Computerized expert systems for various farming operations like irrigation have been around for a number of years now, but they’re continually being updated, evolving with the needs of growers.

“We want the software to meet the needs of producers,” says Staci Ingram, technician with the National Peanut Research Laboratory in Dawson, Ga., which has created several such programs, including Irrigator Pro for peanuts, cotton and corn.

“Irrigator Pro for peanuts was developed more than 20 years ago,” says Ingram. “We’re looking at taking a conservation-minded approach to irrigation by meeting the physiological needs of the plant, but not using more water than is necessary.”

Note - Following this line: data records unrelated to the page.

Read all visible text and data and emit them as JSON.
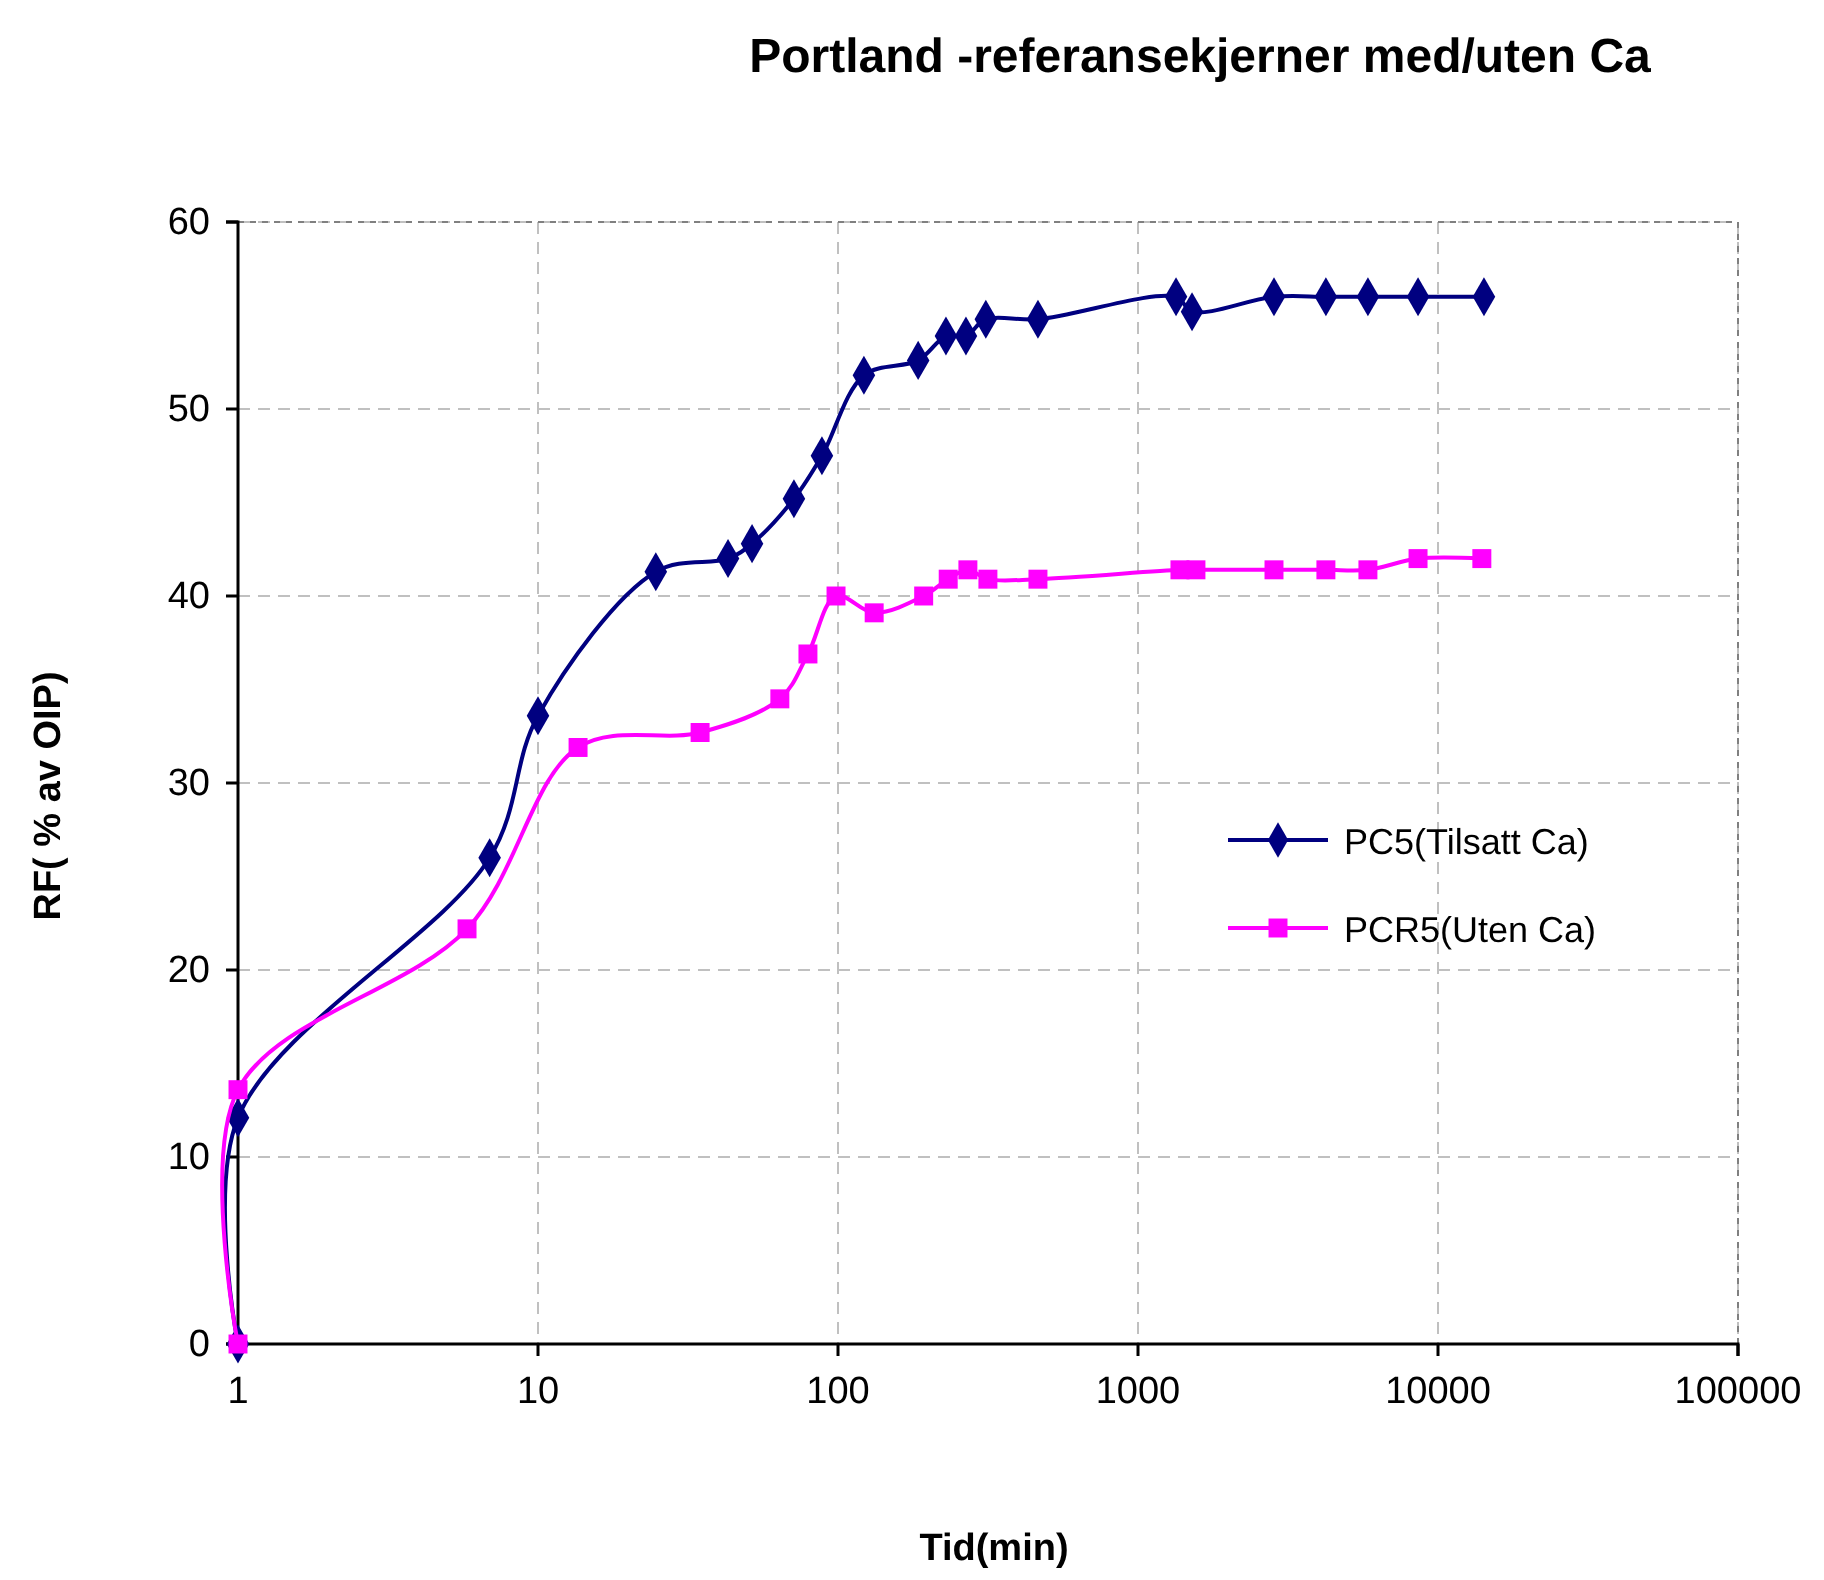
{
  "chart_data": {
    "type": "line",
    "title": "Portland -referansekjerner med/uten Ca",
    "xlabel": "Tid(min)",
    "ylabel": "RF( % av OIP)",
    "log": "x",
    "xlim": [
      1,
      100000
    ],
    "xticks": [
      1,
      10,
      100,
      1000,
      10000,
      100000
    ],
    "ylim": [
      0,
      60
    ],
    "yticks": [
      0,
      10,
      20,
      30,
      40,
      50,
      60
    ],
    "grid": true,
    "legend": "right",
    "series": [
      {
        "name": "PC5(Tilsatt Ca)",
        "color": "#000080",
        "marker": "diamond",
        "x": [
          1,
          1,
          6.9,
          10,
          24.7,
          43,
          51.7,
          71.3,
          88.4,
          122,
          185,
          229,
          267,
          311,
          464,
          1339,
          1514,
          2840,
          4230,
          5840,
          8580,
          14230
        ],
        "values": [
          0,
          12.1,
          26,
          33.6,
          41.3,
          42,
          42.8,
          45.2,
          47.5,
          51.8,
          52.6,
          53.9,
          53.9,
          54.8,
          54.8,
          56,
          55.2,
          56,
          56,
          56,
          56,
          56
        ]
      },
      {
        "name": "PCR5(Uten Ca)",
        "color": "#ff00ff",
        "marker": "square",
        "x": [
          1,
          1,
          5.8,
          13.6,
          34.7,
          64,
          79.4,
          98.5,
          132,
          193,
          233,
          271,
          316,
          464,
          1380,
          1560,
          2840,
          4230,
          5840,
          8580,
          14000
        ],
        "values": [
          0,
          13.6,
          22.2,
          31.9,
          32.7,
          34.5,
          36.9,
          40,
          39.1,
          40,
          40.9,
          41.4,
          40.9,
          40.9,
          41.4,
          41.4,
          41.4,
          41.4,
          41.4,
          42,
          42
        ]
      }
    ]
  }
}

This particular system is designed to manage peanut irrigation and pest management decisions. The objective is to improve economic returns for irrigated peanut production and reduce risks associated with aflatoxin, foreign materials, immaturity, off-flavor, chemical residues, and negative environmental impacts.

Irrigation recommendations, explains Ingram, are based upon more than 25 years of scientific research data and information. To begin the program, growers enter field data including planting date, variety planted, previous crop, soil type and irrigation capacity.

Then, they place a digital minimum/maximum soil thermometer in the field, in the row, a few weeks after the crop has emerged. They also place a rain gauge in this same area as well as outside the pivot to record rainfall. The sensors in the field should be marked with flags because they will be difficult to find later in the season.

Users of the program begin by taking soil temperature readings a couple of times per week and asking for the recommendation which will advise if and how much to irrigate or when to check soil temperatures again.

Generally, irrigation recommendations are made to maintain soil temperatures and water in the optimum ranges. The program generates graphs showing data in relation to optimum and minimum zones, helping diagnose problems that may occur.